HESI LPN
HESI Practice Test for Fundamentals
1. A nurse obtains a prescription for wrist restraints for a client who is trying to pull out his NG Tube. Which of the following actions should the nurse take?
- A. Remove the restraints every 4 hours.
- B. Attach the restraints securely to the side of the client's bed.
- C. Apply the restraints to allow as little movement as possible.
- D. Allow room for two fingers to fit between the client's skin and the restraints.
Correct answer: D
Rationale: When using wrist restraints, it is important to allow room for two fingers to fit between the client's skin and the restraints. This practice ensures proper circulation and comfort for the client while still providing the necessary level of security. Choice A is incorrect because removing restraints every 4 hours may compromise the effectiveness of restraint use. Choice B is incorrect as restraints should not be attached to the side of the bed where they could cause harm or be tampered with by the client. Choice C is incorrect because allowing minimal movement may lead to discomfort and compromise proper circulation.
2. Which nursing diagnosis would be a priority for a client admitted with a CVA (cerebral vascular accident)?
- A. Risk for aspiration
- B. Impaired physical mobility
- C. Disturbed sensory perception
- D. Interrupted family processes
Correct answer: A
Rationale: The correct answer is 'Risk for aspiration' as it is a priority concern in clients with a CVA due to potential swallowing difficulties. Aspiration poses immediate risks such as pneumonia, which can be life-threatening. Impaired physical mobility, while important, may not be as urgent as the risk for aspiration in this scenario. Disturbed sensory perception and interrupted family processes are not typically the most critical concerns in the acute phase of a CVA.
3. A nurse is preparing an education program for staff about advocacy. What information should the nurse include?
- A. Advocacy ensures clients' safety, health, and rights.
- B. Advocacy involves only supporting client complaints.
- C. Advocacy means making all decisions for the client.
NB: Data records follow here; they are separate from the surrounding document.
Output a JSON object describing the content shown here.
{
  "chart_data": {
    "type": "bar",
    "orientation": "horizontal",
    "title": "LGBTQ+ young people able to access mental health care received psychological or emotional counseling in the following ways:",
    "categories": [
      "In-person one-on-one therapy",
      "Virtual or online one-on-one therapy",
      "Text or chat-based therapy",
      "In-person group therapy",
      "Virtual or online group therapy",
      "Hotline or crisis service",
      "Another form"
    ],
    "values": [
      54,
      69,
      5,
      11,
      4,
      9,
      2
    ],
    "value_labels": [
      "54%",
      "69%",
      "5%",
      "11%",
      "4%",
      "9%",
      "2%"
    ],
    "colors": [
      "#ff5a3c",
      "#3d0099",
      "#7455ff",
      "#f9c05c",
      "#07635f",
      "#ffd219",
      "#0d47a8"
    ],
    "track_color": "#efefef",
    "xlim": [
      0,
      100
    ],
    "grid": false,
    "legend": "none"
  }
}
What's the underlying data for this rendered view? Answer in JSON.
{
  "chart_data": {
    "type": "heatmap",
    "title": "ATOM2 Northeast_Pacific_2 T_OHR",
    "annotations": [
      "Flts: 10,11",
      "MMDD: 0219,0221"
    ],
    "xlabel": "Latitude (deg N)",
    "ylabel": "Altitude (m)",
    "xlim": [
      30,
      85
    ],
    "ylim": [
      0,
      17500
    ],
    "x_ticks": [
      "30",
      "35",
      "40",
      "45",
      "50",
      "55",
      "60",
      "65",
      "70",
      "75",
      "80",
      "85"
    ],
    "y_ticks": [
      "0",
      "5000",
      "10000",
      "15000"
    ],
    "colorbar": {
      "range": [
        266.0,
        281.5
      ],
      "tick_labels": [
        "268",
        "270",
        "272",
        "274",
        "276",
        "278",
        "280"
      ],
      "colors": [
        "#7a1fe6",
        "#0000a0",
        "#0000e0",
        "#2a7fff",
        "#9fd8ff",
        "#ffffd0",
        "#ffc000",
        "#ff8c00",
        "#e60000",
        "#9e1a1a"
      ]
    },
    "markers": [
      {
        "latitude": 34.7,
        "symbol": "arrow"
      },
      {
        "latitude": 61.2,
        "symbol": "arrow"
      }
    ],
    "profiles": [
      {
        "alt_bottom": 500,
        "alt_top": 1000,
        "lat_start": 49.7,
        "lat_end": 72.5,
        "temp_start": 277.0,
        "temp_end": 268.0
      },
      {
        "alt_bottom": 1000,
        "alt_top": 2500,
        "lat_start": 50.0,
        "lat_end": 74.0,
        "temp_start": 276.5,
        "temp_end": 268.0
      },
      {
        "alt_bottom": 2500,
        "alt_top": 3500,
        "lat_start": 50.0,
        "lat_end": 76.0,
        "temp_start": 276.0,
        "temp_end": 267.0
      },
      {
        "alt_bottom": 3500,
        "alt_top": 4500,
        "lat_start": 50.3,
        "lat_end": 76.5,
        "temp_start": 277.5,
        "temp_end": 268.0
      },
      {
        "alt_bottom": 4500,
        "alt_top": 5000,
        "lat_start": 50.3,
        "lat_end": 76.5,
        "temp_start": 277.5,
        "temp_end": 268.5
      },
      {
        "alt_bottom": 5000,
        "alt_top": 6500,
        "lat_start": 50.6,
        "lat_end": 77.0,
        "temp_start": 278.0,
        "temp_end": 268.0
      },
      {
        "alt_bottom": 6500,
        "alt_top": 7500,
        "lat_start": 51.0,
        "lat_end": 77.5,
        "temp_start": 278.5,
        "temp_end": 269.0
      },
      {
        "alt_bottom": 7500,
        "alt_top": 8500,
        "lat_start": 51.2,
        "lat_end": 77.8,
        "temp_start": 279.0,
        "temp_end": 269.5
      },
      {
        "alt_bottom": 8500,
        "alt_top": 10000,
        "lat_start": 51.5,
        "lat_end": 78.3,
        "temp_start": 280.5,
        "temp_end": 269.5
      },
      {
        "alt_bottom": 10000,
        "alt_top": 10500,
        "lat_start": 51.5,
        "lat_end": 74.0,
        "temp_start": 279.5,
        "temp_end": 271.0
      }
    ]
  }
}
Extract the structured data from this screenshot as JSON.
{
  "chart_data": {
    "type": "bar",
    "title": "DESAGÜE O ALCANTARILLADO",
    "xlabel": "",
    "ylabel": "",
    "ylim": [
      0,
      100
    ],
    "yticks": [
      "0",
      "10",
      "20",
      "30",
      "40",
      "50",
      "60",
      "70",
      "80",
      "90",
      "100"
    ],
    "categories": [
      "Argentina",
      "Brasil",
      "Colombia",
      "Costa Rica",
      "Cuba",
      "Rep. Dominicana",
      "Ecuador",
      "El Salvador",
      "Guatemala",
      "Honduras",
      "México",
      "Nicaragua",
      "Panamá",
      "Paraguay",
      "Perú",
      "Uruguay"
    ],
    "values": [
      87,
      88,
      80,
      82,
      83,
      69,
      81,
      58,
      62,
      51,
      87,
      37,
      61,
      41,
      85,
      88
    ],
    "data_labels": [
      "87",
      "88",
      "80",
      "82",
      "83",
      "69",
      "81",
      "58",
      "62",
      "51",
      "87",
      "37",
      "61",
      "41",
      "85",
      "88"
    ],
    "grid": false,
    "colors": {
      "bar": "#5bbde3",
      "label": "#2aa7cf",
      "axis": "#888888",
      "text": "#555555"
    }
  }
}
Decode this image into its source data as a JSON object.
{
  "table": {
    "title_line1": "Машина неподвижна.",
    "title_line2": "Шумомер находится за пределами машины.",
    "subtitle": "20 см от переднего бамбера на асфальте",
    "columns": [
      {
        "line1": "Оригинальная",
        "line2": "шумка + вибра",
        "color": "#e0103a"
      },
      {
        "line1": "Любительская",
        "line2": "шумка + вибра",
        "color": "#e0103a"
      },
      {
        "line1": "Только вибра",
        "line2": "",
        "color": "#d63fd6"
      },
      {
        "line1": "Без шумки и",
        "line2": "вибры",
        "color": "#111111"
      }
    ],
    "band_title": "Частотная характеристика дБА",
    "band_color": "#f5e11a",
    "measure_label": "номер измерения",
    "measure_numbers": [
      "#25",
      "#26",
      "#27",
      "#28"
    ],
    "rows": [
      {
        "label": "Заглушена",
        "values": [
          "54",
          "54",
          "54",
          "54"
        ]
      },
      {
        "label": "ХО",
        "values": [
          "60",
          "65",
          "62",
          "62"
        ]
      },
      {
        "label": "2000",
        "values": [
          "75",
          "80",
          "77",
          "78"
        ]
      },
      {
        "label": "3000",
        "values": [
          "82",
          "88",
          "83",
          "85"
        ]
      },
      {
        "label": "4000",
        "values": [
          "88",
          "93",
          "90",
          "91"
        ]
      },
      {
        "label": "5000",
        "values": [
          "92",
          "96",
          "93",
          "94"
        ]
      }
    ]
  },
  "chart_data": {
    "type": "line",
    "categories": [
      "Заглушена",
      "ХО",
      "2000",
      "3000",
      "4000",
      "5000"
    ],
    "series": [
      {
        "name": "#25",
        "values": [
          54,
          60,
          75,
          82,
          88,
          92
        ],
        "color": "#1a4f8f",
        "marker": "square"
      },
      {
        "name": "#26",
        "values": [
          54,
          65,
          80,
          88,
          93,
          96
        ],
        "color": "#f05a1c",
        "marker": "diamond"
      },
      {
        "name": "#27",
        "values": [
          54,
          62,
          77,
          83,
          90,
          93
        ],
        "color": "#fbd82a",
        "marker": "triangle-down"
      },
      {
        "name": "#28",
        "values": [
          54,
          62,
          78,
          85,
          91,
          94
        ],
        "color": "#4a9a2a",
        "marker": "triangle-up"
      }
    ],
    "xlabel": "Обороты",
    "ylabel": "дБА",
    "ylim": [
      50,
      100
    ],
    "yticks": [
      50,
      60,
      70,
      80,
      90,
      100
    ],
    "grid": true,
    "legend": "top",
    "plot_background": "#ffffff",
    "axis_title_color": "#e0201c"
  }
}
- D. Advocacy is not part of nursing responsibilities.
Correct answer: A
Rationale: The correct answer is A. Advocacy in nursing involves ensuring clients' safety, health, and rights. Nurses advocate for their clients by promoting autonomy, informed decision-making, and protecting their rights. Choice B is incorrect because advocacy goes beyond just supporting client complaints; it encompasses a broader scope of ensuring holistic care and well-being. Choice C is incorrect as advocacy does not mean making all decisions for the client but rather empowering them to make informed choices. Choice D is incorrect as advocacy is a crucial component of nursing responsibilities, as it involves standing up for clients' best interests and ensuring their rights are respected.
4. A client has pharyngeal diphtheria. Which of the following types of transmission precautions should the nurse initiate?
- A. Droplet
- B. Contact
- C. Airborne
- D. Protective
Correct answer: A
Rationale: Pharyngeal diphtheria is transmitted via droplets, primarily through respiratory secretions. Therefore, droplet precautions are necessary to prevent the spread of the infection. Droplet precautions involve wearing a surgical mask, goggles, and a gown when within three feet of the client. Contact precautions are used for diseases transmitted by direct or indirect contact; airborne precautions are for diseases transmitted through airborne particles; protective precautions are not a standard precaution type.
5. A client with a tracheostomy is being taught by a nurse and their family how to care for the tracheostomy at home. Which of the following should the nurse include in the teaching?
- A. Use tracheostomy covers when outdoors.
- B. Clean the tracheostomy with alcohol.
- C. Replace the tracheostomy tube every week.
- D. Cover the tracheostomy with a wet cloth when sleeping.
Correct answer: A
Rationale: Using tracheostomy covers when outdoors is essential to protect the tracheostomy from dust and debris, reducing the risk of infection. Tracheostomy covers help maintain cleanliness and prevent foreign particles from entering the stoma. Choice B is incorrect because cleaning the tracheostomy with alcohol can be too harsh and drying for the skin surrounding the stoma, leading to skin irritation. Choice C is incorrect as tracheostomy tubes are typically replaced only when clinically indicated or as per the healthcare provider's instructions, not routinely every week, to prevent unnecessary risks and complications. Choice D is incorrect as covering the tracheostomy with a wet cloth when sleeping can create a moist environment ideal for bacterial growth, increasing the risk of infection and skin breakdown. It is important to keep the tracheostomy site clean, dry, and protected to maintain optimal hygiene and prevent complications.